Она скорчила рожицу и бросилась поперек улицы, в сторону кондитерской лавки, витрина которой отблескивала на Солнце, маня нарисованными сластями. Проскочив буквально перед самым капотом похоронного мобиля, она погрозила вознице и затесалась в толпу на противоположной стороне улицы. Впрочем, народ уже расходился, таял словно лед в жаркий весенний полдень, растекаясь по тавернам и лавкам.
Двое людей в серых балахонах склонились над трупом, и один из них вежливо отодвинул застывшего Максима локтем.
– Не мешай, мальчик, – скрипуче, будто голос принадлежал несмазанному механизму, сказал он. И вид у него был весь какой-то неживой, словно слепили его из оплывшего воска, начинив жгутами-венами и пустив по ним черную, затхлую кровь. Максим отшатнулся, наступив кому-то на ногу, и услышал беззлобную брань. Служитель Смерти коротко взглянул в глаза мальчику, словно опалив зимним холодом, и тот едва не крикнул: “Я живой! Меня нельзя в печь!” Но слова будто вмерзли в глотку.
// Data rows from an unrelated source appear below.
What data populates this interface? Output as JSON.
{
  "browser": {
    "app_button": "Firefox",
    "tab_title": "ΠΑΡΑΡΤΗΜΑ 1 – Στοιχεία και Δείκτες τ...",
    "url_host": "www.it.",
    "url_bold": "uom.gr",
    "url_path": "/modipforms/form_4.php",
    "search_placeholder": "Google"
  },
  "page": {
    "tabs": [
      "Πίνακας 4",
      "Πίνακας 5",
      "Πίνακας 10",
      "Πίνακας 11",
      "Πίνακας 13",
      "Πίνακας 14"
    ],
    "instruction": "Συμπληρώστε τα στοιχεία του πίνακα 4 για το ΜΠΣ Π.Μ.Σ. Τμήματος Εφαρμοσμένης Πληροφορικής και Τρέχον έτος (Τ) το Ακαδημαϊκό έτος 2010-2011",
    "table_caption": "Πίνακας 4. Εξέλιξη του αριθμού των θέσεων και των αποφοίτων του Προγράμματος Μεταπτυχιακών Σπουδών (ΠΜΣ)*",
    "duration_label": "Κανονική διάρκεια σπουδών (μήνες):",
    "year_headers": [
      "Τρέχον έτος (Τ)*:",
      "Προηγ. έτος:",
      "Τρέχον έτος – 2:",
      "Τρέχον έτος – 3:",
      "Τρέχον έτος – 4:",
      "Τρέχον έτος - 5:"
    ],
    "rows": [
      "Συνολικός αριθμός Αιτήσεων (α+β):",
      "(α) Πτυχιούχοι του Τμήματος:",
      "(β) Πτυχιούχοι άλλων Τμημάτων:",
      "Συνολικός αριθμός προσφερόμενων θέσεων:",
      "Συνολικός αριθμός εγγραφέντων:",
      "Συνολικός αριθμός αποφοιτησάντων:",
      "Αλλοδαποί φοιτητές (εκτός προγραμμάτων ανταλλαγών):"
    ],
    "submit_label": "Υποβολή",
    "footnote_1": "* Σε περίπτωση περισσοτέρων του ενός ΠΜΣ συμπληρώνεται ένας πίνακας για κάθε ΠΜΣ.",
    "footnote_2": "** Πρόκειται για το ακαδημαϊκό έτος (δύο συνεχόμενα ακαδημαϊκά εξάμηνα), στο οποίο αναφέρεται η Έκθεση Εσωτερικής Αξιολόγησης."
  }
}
Только через несколько минут он пришел в себя: катафалк давно уехал, а толпа почти рассосалась. Максим плотоядно огляделся – такие шумные праздники идеально годятся для краж. Главное, чтобы тебя не заметили в момент преступления, а там уж не поймают. А если даже и заметят, можно с невинной физиономией протянуть кошелек владельцу и сказать – обронили, мол, сударь.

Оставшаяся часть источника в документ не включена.